There is a second route within this core change process which can be seen as an alternative approach. If replaying a particular incident causes emotional pain, if engaging with a certain activity is distressing or if involvement with an unpleasant character provokes anxiety, then this focus is on finding a safe way to stop those engagements.
If involvement brings emotional anguish then we will find an appropriate means to break the contact. Deflect, reject, or stop but to do so in a way which protects integrity, self-respect and identity. Do not force yourself to face the fear just because that is seen as the macho thing to do. Be confident enough to turn your back and walk away with your head held high.
Just how that can be achieved in a way that boosts self-confidence and enhances self-esteem may require very different strategies. This work may involve developing practical behavioural strategies, making cognitive adjustments or fostering deeper emotional robustness.
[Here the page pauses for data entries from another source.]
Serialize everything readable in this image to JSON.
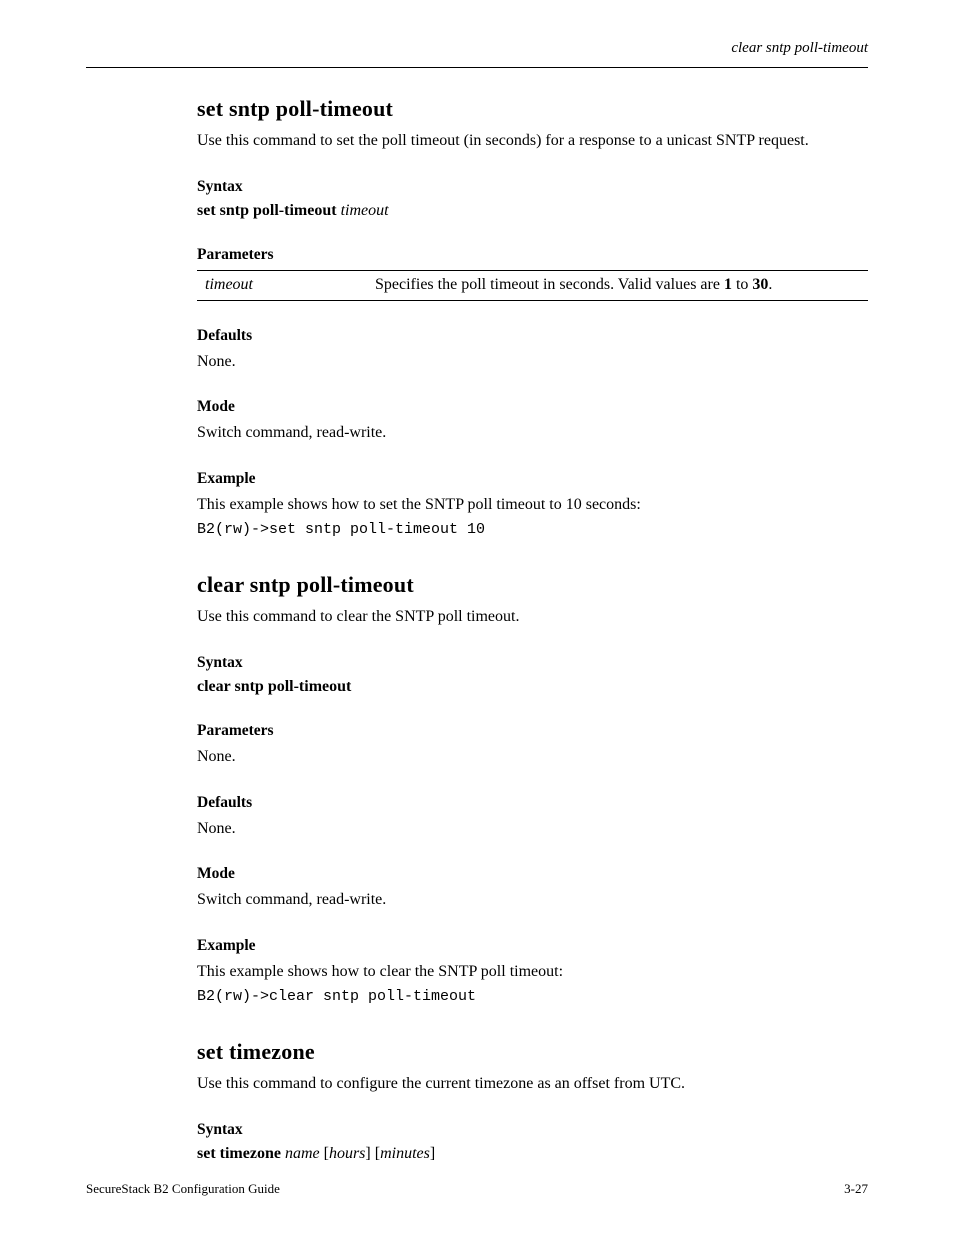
{
  "header": {
    "right": "clear sntp poll-timeout"
  },
  "sec1": {
    "title": "set sntp poll-timeout",
    "intro": "Use this command to set the poll timeout (in seconds) for a response to a unicast SNTP request.",
    "syntax_h": "Syntax",
    "syntax_cmd": "set sntp poll-timeout",
    "syntax_arg": "timeout",
    "params_h": "Parameters",
    "param_name": "timeout",
    "param_desc_pre": "Specifies the poll timeout in seconds. Valid values are ",
    "param_desc_b1": "1",
    "param_desc_mid": " to ",
    "param_desc_b2": "30",
    "param_desc_post": ".",
    "defaults_h": "Defaults",
    "defaults_v": "None.",
    "mode_h": "Mode",
    "mode_v": "Switch command, read‑write.",
    "example_h": "Example",
    "example_text": "This example shows how to set the SNTP poll timeout to 10 seconds:",
    "example_code": "B2(rw)->set sntp poll-timeout 10"
  },
  "sec2": {
    "title": "clear sntp poll-timeout",
    "intro": "Use this command to clear the SNTP poll timeout.",
    "syntax_h": "Syntax",
    "syntax_cmd": "clear sntp poll-timeout",
    "params_h": "Parameters",
    "params_v": "None.",
    "defaults_h": "Defaults",
    "defaults_v": "None.",
    "mode_h": "Mode",
    "mode_v": "Switch command, read‑write.",
    "example_h": "Example",
    "example_text": "This example shows how to clear the SNTP poll timeout:",
    "example_code": "B2(rw)->clear sntp poll-timeout"
  },
  "sec3": {
    "title": "set timezone",
    "intro": "Use this command to configure the current timezone as an offset from UTC.",
    "syntax_h": "Syntax",
    "syntax_cmd": "set timezone ",
    "syntax_arg1": "name",
    "syntax_opt1": " [",
    "syntax_arg2": "hours",
    "syntax_opt2": "] [",
    "syntax_arg3": "minutes",
    "syntax_opt3": "]"
  },
  "footer": {
    "left": "SecureStack B2 Configuration Guide",
    "right": "3-27"
  }
}
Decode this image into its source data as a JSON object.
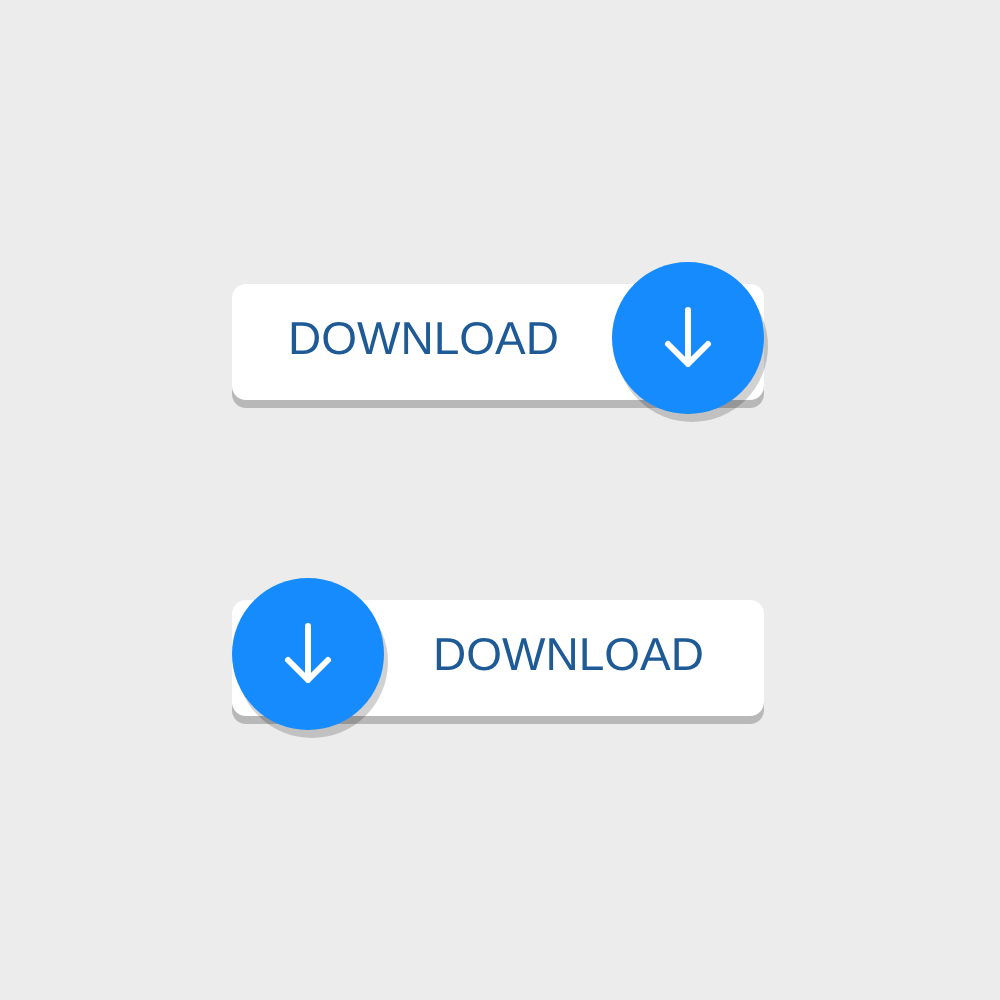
{
  "buttons": [
    {
      "label": "DOWNLOAD",
      "kind": "icon-right"
    },
    {
      "label": "DOWNLOAD",
      "kind": "icon-left"
    }
  ]
}
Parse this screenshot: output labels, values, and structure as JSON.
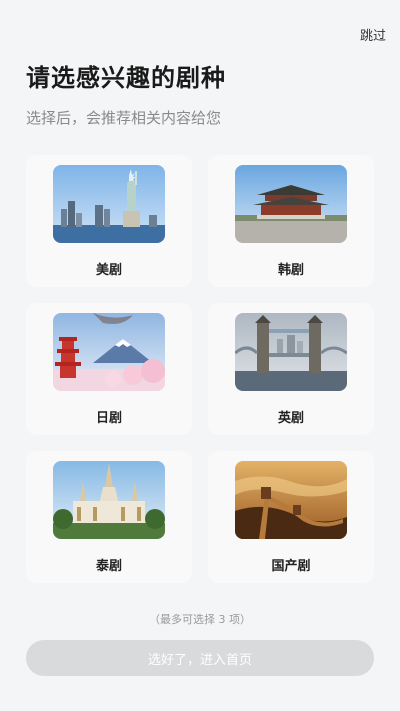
{
  "header": {
    "skip_label": "跳过",
    "title": "请选感兴趣的剧种",
    "subtitle": "选择后，会推荐相关内容给您"
  },
  "genres": [
    {
      "label": "美剧",
      "icon": "statue-of-liberty-image"
    },
    {
      "label": "韩剧",
      "icon": "korean-palace-image"
    },
    {
      "label": "日剧",
      "icon": "mount-fuji-pagoda-image"
    },
    {
      "label": "英剧",
      "icon": "tower-bridge-image"
    },
    {
      "label": "泰剧",
      "icon": "thai-temple-image"
    },
    {
      "label": "国产剧",
      "icon": "great-wall-image"
    }
  ],
  "footer": {
    "hint": "（最多可选择 3 项）",
    "confirm_label": "选好了，进入首页"
  }
}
Nevertheless, whichever approach is employed, the basic storyline is the same. Do not feel that you have to continually expend emotional time and energy in facing and engaging with the spectre. Turn away and allow that fearful apparition to become a ball of harmless tumbleweed which drifts past and out of your life.
These reflections on those two core processes of both understanding and change may provide you with a taste of what to expect in the counselling room. Your story is unique. The challenges which you are encountering are yours alone.
When you walk into the therapy room for that initial introductory session, the counsellor will listen to your story. They will hear it for the first time and respect your individuality. If you then decide to work with that therapist, you will embark on a journey that will be unique to you.
The general processes involved in that work may have a similar structure irrespective of who you talk with. Why is this happening to me? What has occurred in my world to cause this challenge? And do I decide to face it and learn to deal with it or, alternatively, find a way to just close that door and walk away?
In anticipating the first discussion with a counsellor it may be helpful to consider which of those two routes to change is likely to be most effective for you. As an experienced professional, your counsellor may have a preferred approach but they will want to hear your hopes and understand your concerns about the work to come.
And with that professional support, my expectation is that the road you decide to take will prove to be the right one. The counselling journey you undertake may be challenging but it can be moving and empowering.
I hope you will discover that work in the therapy room can become a real force for positive and lasting change.